The argument here is that the body speaks and speaks in the same language and with the same syntax as all other social influences on the individual. With respect to the latter, there are the well-known categories: parents, friends, teachers, bosses and colleagues, spouse, children, and so on. Add public figures and institutional influences such as law, religion and the media and we have a plentiful set of others who argue their respective briefs when we contemplate doing X, Y or Z. The process of deciding is often straightforward and we simply do what the most powerful of these influencing others demands. For occasions of greater complexity, G. H. Mead provides a useful model of how individuals engage in mental dialogues with and among the salient sources of influence in order to determine what course to follow in the given situation.

But, let us say we are talking about a sexual urge, or the extreme stringencies of a hunger strike or torture or with the cravings of addition. The body is very centrally involved in these. How does it convey its position--"I want to have sex," "I want to eat," etc.--in the Meadian dialogue? I propose that when the body's interests are at stake it has a voice. And that the voice is ordinarily that of an early caretaker, in most cases, the mother. In those instances where the body needs to speak, it is that voice that joins the dialogue--"My precious is hungry (thirsty, sleepy, etc.) and needs food (water, the pillow, etc.). You'll feel so much better after you eat (drink, sleep, etc.)." The body ordinarily announces and rationalizes its needs in the voice and language of the person who first put those needs into words.
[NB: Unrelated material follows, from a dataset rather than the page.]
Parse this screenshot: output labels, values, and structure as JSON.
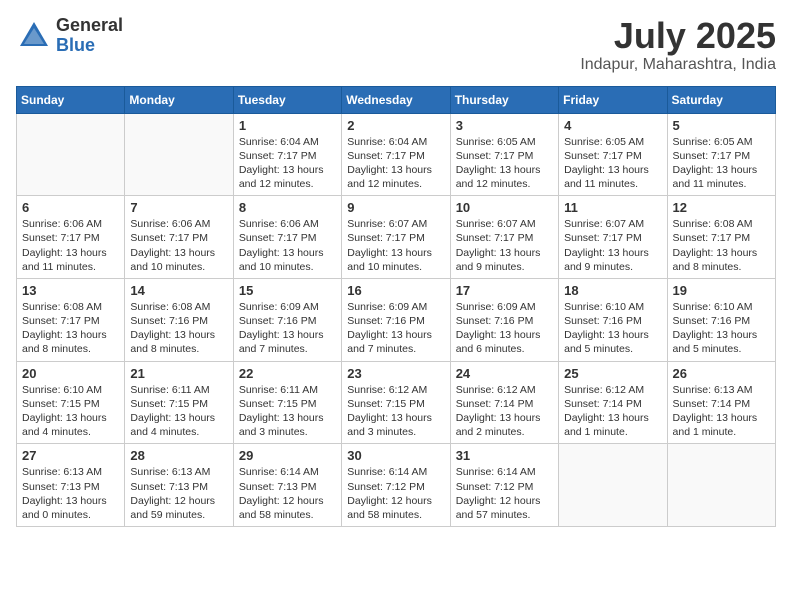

But not all biological needs are omnipresent. Libido in its adult form is activated at puberty and we can conjecture about the difference in behavior depending on who speaks for the body at that point: the original mothering one, the father, age-mates, artistic and/or counter-cultural collectivities and so forth. Sexual style--restraint or assertiveness--is at stake here in the matter of who voices the body's urge, that is who speaks for the body in the satisfaction of biological interests in the conduct we call sex.